UTF-8 String.strip bug

Dobai-Pataky_BSSSSl · December 14, 2010, 5:22pm

Hello, with Rails 3.0.3

"Café Noir ".strip => “Café noir”
but
"Café ".strip => “Caf\303\251”

In fact, strip() doesn’t works if the last printable character is
accentuated.
Surprisingly " écologie".strip works fine.

I’ve tried to dig deeper in active_support multibyte source code but
didn’t found any solution.

Any help ?

bobm · December 14, 2010, 5:48pm

On 14 December 2010 16:22, Bob M. [email protected] wrote:

Hello, with Rails 3.0.3

"Caf Noir ".strip => “Caf noir”
but
"Caf ".strip => “Caf\303\251”

In fact, strip() doesn’t works if the last printable character is
accentuated.

Strange, I get:
$ rails console
Loading development environment (Rails 3.0.3)
ruby-1.9.2-p0 > "Caf Noir ".strip
=> “Caf Noir”
ruby-1.9.2-p0 > "Caf ".strip
=> “Caf”

Which Ruby are you using?

Colin

bobm · December 15, 2010, 1:02am

I don’t see the ‘é’ in your snippet code. Did you tried with real
accentuated chars ?

I’m using Ruby enterprise edition 1.8.x - I didn’t thought about a
possible bug in Ruby itself. I might try a more recent 1.8 version of
REE… Don’t want to switch to 1.9 just for a so small (but annoying)
problem…

bobm · December 15, 2010, 9:52am

On 15 December 2010 00:02, Bob M. [email protected] wrote:

I don’t see the ‘’ in your snippet code. Did you tried with real
accentuated chars ?

Is this in reply to my response? You have not quoted anything and
have changed the subject line so gmail has not linked up the thread.

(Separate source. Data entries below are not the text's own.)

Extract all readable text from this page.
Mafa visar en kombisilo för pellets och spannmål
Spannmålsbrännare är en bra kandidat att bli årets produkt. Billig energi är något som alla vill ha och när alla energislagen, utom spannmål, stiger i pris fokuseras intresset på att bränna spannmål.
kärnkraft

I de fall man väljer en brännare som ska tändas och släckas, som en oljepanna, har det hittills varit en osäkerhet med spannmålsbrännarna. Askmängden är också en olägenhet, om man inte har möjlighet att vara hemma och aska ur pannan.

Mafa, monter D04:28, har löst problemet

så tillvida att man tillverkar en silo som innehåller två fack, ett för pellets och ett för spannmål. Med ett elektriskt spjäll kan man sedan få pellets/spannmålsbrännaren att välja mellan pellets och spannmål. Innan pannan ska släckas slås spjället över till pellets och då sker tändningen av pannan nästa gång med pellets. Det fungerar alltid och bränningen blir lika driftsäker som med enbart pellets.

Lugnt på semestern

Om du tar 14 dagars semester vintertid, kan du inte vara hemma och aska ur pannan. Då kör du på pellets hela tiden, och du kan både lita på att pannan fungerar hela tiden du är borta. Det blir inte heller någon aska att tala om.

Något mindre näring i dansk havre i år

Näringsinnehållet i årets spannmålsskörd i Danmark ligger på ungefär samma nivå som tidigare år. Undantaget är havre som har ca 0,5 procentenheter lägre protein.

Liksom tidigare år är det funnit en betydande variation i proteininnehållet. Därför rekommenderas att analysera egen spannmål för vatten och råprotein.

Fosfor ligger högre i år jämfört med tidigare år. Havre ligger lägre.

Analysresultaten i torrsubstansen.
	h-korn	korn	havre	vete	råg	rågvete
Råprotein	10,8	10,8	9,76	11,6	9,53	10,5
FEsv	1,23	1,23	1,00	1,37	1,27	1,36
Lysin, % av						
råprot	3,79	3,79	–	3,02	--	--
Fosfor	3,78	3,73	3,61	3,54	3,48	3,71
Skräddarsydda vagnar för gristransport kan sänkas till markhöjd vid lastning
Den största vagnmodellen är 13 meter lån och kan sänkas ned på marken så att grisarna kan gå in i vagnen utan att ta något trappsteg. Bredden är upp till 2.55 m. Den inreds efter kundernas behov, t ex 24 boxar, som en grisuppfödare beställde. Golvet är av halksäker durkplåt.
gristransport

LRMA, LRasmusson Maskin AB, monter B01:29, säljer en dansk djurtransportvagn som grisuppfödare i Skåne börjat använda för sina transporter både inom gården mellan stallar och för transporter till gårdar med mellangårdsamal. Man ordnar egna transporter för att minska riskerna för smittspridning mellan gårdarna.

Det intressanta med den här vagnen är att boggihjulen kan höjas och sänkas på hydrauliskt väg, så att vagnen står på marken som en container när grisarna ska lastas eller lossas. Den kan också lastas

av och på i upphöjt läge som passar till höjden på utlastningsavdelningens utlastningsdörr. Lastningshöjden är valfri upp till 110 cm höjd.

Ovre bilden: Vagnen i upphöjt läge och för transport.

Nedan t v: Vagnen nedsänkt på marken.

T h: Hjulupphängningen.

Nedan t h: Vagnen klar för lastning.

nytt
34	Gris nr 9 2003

If so I don’t understand when you say you do not see the accented
char, copying from my previous post:
$ rails console
Loading development environment (Rails 3.0.3)
ruby-1.9.2-p0 > "Caf Noir ".strip
=> “Caf Noir”
ruby-1.9.2-p0 > "Caf ".strip
=> “Caf”
I see accented char .

It is interesting, though, that the in your mail looks different to
the one here, even though I have just copied and pasted it from your
email into mine. It does look like yours though when I paste it into
the ruby console. What happens if you copy it from here and use it in
your console?

I’m using Ruby enterprise edition 1.8.x - I didn’t thought about a
possible bug in Ruby itself. I might try a more recent 1.8 version or
REE… Don’t want to switch to 1.9 just for a so small (but annoying)
problem…

This is the result in 1.8.7
$ ruby script/console
Loading development environment (Rails 2.3.2)
ruby-1.8.7-p302 > "Caf Noir ".strip
=> “Caf Noir”
ruby-1.8.7-p302 > "Caf ".strip
=> “Caf”
ruby-1.8.7-p302 >

Of course maybe your response was not to my mail at all, in which case
I have been wasting my time.

Colin

bobm · December 15, 2010, 12:09pm

Colin L. wrote in post #968503:

Is this in reply to my response? You have not quoted anything and
have changed the subject line so gmail has not linked up the thread.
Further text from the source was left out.